Of course, none of this transpired. Palusa, on the other hand, continued to attract new fans. He issued a book on May 22 in which he alleged a wide-ranging deep state plot against Trump.

He gives a screenshot demonstrating that his tweets received 53.8 million views in February of this year in the appendix.

Rion referenced a bogus assertion at the White House, and his book is full with references to ostensibly high-level sources.

Palusa also included a document in the book that he claims is a note from the head of Britain’s communications intelligence agency to then-foreign minister Boris Johnson explaining the Trump spying operation.

Palusa’s efforts to validate the memo and its consequences take up nearly half of the book. The “document is 100 percent legitimate,” he says, as the most plausible conclusion.

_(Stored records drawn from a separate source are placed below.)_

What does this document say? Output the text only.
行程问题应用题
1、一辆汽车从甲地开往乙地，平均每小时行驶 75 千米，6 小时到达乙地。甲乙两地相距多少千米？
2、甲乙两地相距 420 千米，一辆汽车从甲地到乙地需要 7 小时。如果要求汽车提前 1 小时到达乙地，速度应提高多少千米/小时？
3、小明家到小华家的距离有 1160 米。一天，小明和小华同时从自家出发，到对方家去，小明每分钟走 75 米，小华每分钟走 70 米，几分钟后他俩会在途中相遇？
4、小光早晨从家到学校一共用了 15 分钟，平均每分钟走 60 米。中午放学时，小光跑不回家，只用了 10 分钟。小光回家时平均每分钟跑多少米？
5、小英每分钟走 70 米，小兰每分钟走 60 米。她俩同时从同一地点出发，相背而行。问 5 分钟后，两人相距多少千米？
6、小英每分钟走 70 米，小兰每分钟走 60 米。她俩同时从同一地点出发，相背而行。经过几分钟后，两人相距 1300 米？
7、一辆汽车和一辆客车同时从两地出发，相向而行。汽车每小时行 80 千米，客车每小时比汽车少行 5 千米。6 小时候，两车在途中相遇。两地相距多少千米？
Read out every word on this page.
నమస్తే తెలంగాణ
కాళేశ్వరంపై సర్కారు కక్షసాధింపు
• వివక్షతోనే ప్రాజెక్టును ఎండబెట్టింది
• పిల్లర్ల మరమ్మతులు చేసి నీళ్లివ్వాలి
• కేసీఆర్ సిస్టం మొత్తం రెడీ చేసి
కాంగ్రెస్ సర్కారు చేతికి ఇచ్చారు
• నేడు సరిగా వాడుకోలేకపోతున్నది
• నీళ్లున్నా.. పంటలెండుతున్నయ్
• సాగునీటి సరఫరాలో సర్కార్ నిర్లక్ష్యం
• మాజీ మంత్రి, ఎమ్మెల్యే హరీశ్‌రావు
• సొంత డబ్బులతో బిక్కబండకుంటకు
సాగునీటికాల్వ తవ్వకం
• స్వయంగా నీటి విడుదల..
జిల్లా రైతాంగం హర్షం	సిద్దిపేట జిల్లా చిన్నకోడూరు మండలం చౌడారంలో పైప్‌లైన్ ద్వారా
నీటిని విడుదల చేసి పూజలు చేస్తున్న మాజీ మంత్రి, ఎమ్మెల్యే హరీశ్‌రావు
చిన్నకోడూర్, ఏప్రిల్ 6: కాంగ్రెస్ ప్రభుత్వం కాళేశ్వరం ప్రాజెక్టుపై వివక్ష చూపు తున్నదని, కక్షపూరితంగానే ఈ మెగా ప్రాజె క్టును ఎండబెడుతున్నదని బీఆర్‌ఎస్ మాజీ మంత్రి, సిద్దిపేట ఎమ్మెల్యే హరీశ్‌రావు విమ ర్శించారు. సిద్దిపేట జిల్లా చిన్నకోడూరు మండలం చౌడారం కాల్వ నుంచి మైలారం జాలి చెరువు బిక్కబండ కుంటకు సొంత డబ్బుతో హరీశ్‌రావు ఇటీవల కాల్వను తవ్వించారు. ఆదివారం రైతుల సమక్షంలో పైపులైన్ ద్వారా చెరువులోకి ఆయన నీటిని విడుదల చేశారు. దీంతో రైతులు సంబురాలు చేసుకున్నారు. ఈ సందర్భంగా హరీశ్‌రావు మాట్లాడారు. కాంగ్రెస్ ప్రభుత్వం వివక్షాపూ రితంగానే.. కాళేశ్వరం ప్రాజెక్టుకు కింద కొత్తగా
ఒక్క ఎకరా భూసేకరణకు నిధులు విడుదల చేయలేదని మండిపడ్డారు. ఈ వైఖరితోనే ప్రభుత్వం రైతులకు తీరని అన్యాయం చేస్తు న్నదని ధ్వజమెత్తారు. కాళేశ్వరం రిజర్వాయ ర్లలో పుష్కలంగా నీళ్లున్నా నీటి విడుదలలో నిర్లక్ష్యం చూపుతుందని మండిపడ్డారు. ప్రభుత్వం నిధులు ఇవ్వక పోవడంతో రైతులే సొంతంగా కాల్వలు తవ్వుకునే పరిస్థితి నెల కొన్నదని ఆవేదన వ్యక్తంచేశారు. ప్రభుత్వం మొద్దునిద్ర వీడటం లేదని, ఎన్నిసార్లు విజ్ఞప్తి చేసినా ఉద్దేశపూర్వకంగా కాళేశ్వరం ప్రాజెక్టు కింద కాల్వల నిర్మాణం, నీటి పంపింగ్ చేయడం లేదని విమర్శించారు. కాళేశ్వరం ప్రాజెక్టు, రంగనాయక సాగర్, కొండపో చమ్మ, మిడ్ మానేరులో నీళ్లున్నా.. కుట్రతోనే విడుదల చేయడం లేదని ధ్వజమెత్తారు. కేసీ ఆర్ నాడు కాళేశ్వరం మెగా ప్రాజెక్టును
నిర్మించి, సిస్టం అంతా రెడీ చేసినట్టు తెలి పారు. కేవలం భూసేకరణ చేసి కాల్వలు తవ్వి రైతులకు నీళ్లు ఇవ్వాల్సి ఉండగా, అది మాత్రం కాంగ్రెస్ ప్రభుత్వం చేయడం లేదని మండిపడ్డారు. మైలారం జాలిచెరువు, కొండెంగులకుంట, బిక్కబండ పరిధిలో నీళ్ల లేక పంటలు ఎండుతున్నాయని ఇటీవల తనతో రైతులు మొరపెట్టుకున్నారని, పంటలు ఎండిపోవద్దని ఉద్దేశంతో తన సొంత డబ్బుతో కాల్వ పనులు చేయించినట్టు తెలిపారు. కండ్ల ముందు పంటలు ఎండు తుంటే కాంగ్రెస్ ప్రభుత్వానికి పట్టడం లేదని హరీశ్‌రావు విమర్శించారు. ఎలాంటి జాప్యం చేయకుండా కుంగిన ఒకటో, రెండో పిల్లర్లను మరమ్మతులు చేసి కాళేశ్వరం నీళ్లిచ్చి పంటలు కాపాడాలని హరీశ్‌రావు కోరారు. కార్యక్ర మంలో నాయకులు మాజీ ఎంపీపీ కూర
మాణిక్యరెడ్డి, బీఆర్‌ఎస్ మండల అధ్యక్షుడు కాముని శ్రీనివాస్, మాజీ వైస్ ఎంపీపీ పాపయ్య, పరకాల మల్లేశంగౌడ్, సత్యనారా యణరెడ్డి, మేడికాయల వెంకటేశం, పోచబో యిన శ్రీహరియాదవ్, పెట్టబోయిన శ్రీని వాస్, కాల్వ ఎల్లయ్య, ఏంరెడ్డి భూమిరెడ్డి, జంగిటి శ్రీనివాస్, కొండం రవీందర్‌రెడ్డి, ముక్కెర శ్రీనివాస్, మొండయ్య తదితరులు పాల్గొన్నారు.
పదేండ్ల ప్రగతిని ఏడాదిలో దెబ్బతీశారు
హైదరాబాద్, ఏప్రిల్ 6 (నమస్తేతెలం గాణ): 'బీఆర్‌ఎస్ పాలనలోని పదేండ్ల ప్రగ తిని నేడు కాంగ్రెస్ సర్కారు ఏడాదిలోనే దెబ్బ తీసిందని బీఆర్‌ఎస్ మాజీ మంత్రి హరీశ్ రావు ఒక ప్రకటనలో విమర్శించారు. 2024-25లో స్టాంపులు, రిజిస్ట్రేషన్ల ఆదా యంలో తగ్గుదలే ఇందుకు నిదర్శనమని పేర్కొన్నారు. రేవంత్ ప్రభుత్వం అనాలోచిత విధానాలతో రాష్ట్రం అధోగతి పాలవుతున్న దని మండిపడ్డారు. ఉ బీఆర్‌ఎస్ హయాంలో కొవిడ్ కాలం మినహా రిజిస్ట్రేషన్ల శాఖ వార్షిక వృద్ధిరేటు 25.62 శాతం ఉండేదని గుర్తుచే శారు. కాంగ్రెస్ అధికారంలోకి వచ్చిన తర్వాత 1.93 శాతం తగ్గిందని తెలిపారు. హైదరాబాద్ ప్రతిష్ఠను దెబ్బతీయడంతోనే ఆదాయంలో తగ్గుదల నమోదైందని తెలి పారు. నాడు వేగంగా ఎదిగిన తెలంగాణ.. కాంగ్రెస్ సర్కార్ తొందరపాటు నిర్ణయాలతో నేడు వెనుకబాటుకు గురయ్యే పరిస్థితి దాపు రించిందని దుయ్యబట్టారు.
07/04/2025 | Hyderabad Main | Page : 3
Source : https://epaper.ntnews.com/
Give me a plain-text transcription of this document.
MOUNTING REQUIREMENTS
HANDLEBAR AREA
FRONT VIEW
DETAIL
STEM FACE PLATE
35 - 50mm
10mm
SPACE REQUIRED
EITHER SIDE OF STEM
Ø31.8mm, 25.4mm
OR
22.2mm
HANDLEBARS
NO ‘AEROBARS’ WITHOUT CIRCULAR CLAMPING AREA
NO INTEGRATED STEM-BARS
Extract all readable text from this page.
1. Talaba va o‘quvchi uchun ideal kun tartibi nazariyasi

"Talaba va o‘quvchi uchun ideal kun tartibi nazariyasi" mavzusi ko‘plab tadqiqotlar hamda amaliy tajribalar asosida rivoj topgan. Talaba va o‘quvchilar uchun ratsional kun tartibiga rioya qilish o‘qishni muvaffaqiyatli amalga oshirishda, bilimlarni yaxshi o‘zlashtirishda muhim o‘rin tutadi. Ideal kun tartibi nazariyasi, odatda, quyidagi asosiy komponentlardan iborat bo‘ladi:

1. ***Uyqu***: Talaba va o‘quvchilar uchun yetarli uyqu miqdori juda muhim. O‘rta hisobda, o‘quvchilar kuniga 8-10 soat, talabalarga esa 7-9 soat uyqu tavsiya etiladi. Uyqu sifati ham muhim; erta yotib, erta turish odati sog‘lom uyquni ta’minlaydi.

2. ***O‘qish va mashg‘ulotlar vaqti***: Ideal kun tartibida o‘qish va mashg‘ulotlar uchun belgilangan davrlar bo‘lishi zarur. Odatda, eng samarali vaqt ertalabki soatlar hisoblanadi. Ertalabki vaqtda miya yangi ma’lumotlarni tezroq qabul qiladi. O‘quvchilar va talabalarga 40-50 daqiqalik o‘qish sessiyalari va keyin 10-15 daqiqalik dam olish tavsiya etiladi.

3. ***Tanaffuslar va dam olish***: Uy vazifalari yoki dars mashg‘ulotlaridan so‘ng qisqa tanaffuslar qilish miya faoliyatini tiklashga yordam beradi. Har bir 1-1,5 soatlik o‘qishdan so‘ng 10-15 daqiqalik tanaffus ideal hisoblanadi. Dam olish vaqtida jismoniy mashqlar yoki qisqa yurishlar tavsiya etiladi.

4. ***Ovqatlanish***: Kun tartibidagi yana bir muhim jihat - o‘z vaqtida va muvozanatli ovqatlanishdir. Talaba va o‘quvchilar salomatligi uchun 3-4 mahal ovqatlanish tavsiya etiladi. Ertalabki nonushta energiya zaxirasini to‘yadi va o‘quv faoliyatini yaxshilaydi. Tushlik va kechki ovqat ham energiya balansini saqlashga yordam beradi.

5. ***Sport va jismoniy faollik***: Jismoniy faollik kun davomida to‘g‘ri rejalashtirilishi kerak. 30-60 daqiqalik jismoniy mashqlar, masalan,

In fact, it’s a shoddy fake that doesn’t bear up to the smallest scrutiny, according to comments from the UK government as well as media outlets who looked into it.

Palusa also references Fox News contributor Andrew Napolitano’s March 2017 accusation that the UK spied on the Trump campaign at Obama’s request, a claim that has been extensively debunked.

When that information became public, the normally tight-lipped GCHQ labelled it “crap” and “completely ludicrous.” The claim was “absurd and should have been rejected,” according to a spokesperson for British Prime Minister Theresa May.

It was agreed that it would not happen again by the US administration. Even Donald Trump, who stands to gain the most if the assertion is true, has refrained from repeating it.

The text, on the other hand, makes no reference to any of this. Rather, three “highly placed confidential sources have certified to the author of this book, Greg Rubini, that the GCHQ Top Secret paper is legitimate,” says Palusa.